– Ну, это редкостное везение.
– Да вся наша жизнь – это редкостное везение, друг мой Том! По крайней мере для тех из нас, кто рожден сам строить свою жизнь.
– И отчего бы тебе не сообщить мне об этом заранее?
– А потому что ты – душа нараспашку, а Эрнескрофт наверняка учуял, откуда дует ветер.
– Но, сдается, ему все равно: ведь он уверен, что одержит победу.
Дрессер взглянул на графа, стоящего у самой беговой дорожки:
– Ну уж нет. Ему не выиграть.
– Откуда такая уверенность?
– А уверенным вообще ни в чем быть нельзя. Даже в том, что мы воротимся нынче домой живыми и невредимыми.
– Но послушай…
Впрочем, опечаленный Ноттон тотчас умолк, что дало Дрессеру шанс внимательно осмотреть перед стартом свою лошадь.

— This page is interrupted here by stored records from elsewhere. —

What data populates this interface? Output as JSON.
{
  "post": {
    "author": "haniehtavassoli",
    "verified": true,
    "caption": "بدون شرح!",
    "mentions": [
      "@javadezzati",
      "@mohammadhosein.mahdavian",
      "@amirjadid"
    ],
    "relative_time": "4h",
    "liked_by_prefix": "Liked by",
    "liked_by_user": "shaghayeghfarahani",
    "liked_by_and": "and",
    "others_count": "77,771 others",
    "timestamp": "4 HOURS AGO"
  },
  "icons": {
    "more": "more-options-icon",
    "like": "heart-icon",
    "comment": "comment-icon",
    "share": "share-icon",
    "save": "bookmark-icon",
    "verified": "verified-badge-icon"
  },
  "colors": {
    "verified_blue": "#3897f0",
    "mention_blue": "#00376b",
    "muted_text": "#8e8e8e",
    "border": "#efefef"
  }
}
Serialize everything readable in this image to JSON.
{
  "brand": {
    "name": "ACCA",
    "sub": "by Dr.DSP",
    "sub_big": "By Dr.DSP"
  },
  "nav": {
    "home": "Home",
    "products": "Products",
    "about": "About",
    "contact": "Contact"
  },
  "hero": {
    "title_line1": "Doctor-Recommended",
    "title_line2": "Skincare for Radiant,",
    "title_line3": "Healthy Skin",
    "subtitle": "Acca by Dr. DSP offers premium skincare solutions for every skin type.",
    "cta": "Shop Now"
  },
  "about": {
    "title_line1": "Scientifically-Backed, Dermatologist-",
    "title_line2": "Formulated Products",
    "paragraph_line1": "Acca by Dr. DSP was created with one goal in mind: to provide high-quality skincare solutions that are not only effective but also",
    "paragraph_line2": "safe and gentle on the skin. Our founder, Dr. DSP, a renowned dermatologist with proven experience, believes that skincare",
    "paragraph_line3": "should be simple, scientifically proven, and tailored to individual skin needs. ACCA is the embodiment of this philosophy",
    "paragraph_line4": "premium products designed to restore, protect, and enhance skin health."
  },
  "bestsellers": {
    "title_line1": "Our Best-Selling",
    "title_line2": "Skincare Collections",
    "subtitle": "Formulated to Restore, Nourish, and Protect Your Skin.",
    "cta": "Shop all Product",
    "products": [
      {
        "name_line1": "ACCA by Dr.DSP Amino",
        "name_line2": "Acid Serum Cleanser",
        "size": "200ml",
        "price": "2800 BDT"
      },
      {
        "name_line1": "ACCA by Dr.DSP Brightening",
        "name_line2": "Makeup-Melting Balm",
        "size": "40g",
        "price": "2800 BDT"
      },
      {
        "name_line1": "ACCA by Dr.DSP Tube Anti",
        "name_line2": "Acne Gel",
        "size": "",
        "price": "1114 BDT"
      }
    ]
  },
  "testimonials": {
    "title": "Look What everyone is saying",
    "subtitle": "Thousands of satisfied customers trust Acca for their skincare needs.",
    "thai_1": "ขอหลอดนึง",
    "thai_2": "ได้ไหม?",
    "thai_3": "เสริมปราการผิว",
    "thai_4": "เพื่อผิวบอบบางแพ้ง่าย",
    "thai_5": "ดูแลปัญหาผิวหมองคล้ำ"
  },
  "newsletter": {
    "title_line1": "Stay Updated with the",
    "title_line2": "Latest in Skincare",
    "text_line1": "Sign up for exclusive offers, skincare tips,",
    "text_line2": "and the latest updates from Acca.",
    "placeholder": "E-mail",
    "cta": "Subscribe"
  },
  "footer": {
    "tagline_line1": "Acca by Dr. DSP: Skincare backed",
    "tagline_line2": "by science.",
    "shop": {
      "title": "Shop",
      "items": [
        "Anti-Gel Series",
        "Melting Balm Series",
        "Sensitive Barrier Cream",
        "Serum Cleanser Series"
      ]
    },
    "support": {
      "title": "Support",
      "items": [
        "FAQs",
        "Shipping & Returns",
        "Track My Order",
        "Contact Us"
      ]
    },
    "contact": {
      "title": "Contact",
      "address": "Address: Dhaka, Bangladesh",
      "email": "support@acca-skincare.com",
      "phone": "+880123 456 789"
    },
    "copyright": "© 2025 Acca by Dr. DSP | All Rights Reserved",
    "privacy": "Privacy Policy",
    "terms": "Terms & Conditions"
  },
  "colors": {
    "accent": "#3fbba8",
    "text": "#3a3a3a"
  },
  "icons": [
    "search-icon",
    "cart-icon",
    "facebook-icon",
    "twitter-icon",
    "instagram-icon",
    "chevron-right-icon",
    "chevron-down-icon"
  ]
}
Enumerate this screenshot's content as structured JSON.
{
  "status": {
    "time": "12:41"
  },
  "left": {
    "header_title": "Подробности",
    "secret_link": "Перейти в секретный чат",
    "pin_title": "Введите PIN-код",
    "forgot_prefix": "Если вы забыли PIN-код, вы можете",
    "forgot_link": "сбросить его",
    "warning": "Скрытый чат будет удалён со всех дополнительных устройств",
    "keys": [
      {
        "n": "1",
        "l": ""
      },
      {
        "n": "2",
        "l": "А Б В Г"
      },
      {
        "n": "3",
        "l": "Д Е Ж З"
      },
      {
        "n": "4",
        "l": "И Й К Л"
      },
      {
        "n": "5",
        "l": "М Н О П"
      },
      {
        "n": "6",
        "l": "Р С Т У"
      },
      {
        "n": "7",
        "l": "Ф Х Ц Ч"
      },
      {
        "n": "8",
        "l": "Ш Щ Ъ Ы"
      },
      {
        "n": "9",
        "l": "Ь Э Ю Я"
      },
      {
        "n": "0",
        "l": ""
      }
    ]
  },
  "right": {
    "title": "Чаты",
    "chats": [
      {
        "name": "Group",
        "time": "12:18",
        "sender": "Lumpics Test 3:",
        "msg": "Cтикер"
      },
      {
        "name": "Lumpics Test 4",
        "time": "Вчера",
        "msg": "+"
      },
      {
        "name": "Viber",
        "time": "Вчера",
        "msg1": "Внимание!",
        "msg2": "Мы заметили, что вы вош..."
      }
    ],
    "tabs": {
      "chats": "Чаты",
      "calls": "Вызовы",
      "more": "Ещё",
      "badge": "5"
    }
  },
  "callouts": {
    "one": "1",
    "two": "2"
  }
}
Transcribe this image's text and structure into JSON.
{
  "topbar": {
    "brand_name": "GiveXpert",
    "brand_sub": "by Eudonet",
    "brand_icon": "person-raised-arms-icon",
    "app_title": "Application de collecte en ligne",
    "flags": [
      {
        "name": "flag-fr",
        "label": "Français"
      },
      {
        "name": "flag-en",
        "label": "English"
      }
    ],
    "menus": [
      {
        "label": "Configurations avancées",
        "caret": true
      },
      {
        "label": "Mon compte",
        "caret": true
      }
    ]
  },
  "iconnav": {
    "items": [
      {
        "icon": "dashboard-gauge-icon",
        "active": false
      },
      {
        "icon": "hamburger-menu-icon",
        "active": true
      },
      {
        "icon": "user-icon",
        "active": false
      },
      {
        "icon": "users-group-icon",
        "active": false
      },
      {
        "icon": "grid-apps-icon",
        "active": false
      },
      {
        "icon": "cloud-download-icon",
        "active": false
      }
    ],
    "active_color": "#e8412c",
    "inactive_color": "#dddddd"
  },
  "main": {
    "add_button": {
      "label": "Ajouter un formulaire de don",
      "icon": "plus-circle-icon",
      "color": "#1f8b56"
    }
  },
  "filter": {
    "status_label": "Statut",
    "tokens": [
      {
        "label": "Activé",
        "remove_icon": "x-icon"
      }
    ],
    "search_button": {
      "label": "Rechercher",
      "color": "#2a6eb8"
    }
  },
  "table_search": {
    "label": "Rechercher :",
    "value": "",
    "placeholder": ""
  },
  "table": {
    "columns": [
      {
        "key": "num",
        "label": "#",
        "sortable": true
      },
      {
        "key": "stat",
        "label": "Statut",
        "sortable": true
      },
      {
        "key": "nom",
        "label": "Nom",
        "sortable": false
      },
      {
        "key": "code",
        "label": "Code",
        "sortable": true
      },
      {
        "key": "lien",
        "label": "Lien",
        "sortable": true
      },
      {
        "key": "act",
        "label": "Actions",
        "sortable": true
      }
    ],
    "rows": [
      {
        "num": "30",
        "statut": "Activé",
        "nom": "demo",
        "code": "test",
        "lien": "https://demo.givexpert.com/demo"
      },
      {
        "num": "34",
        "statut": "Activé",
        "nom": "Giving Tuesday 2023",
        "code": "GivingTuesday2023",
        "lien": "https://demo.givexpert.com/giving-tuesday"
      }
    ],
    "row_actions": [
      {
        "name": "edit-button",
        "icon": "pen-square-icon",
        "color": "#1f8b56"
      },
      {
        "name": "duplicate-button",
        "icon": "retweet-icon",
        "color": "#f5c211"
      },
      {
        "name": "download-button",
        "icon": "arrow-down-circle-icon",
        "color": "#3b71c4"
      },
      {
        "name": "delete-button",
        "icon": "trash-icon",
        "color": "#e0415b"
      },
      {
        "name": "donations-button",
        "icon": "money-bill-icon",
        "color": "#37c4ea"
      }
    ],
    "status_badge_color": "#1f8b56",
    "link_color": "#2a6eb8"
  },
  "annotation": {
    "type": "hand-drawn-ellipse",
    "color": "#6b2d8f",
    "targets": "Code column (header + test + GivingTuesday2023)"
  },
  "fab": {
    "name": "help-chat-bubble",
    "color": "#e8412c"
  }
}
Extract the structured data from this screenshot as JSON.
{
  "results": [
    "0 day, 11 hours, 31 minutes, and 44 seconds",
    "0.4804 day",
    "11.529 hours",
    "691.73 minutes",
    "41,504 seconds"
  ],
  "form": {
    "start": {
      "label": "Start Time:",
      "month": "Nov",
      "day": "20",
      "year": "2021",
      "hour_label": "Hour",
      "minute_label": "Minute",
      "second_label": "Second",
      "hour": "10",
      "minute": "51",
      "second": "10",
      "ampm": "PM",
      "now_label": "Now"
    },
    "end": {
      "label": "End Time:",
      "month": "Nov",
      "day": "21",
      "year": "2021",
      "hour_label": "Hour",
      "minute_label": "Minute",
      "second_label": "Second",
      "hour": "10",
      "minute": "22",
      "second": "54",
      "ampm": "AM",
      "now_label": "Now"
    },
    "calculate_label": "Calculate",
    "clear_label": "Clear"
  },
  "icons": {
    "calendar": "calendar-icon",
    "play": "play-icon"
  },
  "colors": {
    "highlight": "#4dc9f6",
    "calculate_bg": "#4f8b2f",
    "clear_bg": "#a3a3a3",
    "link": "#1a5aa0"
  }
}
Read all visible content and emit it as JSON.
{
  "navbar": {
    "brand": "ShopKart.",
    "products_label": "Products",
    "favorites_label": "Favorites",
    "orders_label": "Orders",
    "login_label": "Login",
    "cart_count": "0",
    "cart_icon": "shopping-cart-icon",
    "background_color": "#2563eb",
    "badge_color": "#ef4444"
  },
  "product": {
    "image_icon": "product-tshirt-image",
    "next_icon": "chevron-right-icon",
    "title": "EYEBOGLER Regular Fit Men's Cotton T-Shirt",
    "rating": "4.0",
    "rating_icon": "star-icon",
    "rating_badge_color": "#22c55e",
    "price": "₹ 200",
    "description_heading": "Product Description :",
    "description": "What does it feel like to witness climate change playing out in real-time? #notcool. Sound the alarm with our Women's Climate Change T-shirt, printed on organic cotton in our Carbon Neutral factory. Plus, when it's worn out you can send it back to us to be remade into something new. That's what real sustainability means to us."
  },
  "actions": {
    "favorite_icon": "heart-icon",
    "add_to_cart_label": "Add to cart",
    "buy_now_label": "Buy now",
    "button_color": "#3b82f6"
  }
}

Карта была великолепна. Даже его кузен Сейди это понимал. Даже этот идиот, разоривший поместье ради великосветских развлечений в Лондоне, даже этот ценитель мод, расточивший отцовское наследство, распродавший отменных племенных коней, дабы расплатиться с долгами! Однако он все же сохранил Карту… сохранил Полуночную Ведьму (так она звалась прежде) в надежде, что со временем она победит на скачках и уйдет за отличную цену.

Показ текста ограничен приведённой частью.